Euro und Griechenland: Was Europa wert ist

Die Absicht, Griechenland zu helfen, koste es, was es wolle, lebt von einer großen politischen Idee, aber sie macht auch ökonomisch Sinn. Die 27 Staaten der EU wären heute die größte Volkswirtschaft der Welt, wenn sie geschlossen aufträten.
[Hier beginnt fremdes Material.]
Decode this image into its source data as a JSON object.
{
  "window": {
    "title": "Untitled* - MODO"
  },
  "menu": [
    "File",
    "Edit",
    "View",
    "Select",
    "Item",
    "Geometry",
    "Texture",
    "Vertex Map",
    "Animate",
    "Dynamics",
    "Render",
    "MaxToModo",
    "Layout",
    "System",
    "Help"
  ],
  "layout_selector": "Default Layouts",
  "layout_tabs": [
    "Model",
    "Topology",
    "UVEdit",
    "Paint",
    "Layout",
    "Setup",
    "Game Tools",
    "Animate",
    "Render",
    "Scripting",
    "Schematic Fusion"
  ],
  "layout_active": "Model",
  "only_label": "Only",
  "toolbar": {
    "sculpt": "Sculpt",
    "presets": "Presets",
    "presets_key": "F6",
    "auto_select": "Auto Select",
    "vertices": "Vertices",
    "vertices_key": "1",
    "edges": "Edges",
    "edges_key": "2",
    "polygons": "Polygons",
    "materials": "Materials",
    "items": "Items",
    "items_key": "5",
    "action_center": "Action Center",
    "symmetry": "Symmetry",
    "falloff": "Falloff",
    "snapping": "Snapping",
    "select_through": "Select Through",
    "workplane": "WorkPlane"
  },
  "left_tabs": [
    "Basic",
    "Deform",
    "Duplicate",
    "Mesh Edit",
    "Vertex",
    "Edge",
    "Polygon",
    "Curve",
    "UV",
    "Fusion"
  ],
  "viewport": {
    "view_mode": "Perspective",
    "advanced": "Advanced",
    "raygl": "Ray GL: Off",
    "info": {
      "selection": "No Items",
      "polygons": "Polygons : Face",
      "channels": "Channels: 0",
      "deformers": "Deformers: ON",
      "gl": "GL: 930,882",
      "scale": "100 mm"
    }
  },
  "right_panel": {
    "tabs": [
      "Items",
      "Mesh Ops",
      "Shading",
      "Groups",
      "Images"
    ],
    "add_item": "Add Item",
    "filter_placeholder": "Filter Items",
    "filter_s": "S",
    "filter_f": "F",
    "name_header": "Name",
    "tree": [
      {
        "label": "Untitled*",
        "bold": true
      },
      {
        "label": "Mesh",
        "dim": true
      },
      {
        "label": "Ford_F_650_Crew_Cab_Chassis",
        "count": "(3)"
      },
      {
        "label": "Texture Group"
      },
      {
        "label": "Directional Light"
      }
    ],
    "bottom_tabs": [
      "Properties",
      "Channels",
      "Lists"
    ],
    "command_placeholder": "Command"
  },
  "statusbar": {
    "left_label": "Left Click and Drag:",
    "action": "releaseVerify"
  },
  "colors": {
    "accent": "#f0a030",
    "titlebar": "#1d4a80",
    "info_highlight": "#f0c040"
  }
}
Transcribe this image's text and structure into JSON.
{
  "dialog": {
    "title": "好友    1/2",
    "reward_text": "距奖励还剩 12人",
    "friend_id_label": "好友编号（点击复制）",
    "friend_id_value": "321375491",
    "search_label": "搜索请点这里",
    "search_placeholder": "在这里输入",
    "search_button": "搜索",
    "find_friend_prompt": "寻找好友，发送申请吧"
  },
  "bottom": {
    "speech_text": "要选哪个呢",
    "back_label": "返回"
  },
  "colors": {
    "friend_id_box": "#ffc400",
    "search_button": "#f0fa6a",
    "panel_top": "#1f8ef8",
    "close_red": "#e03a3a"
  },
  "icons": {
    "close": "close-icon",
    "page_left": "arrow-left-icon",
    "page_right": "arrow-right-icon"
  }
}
Die Welt der Echtzeit ist ein Fluch. Zwischen einem Ereignis und der Reaktion der Börsen bleibt zuweilen nicht genug Zeit für einen Atemzug, geschweige denn für einen klugen Gedanken. Der Druck der Finanzmärkte ist unerbittlich, erst recht, wenn man sich uneinig ist und Schwäche zeigt, wie die neuerliche Abwertung der griechischen Bonität zeigt. Natürlich wollen die Mächtigen der Welt auch deswegen vieles geheim halten, wenigstens erstmal. Wie will man die richtigen Entscheidungen treffen, wenn man keinen Diskurs führen kann? Aus diesem Bedürfnis heraus wurde 1975 der Vorläufer der G 20 geboren: auf Einladung von Giscard d’Estaing als Kamingespräch auf Schloss Rambouillet.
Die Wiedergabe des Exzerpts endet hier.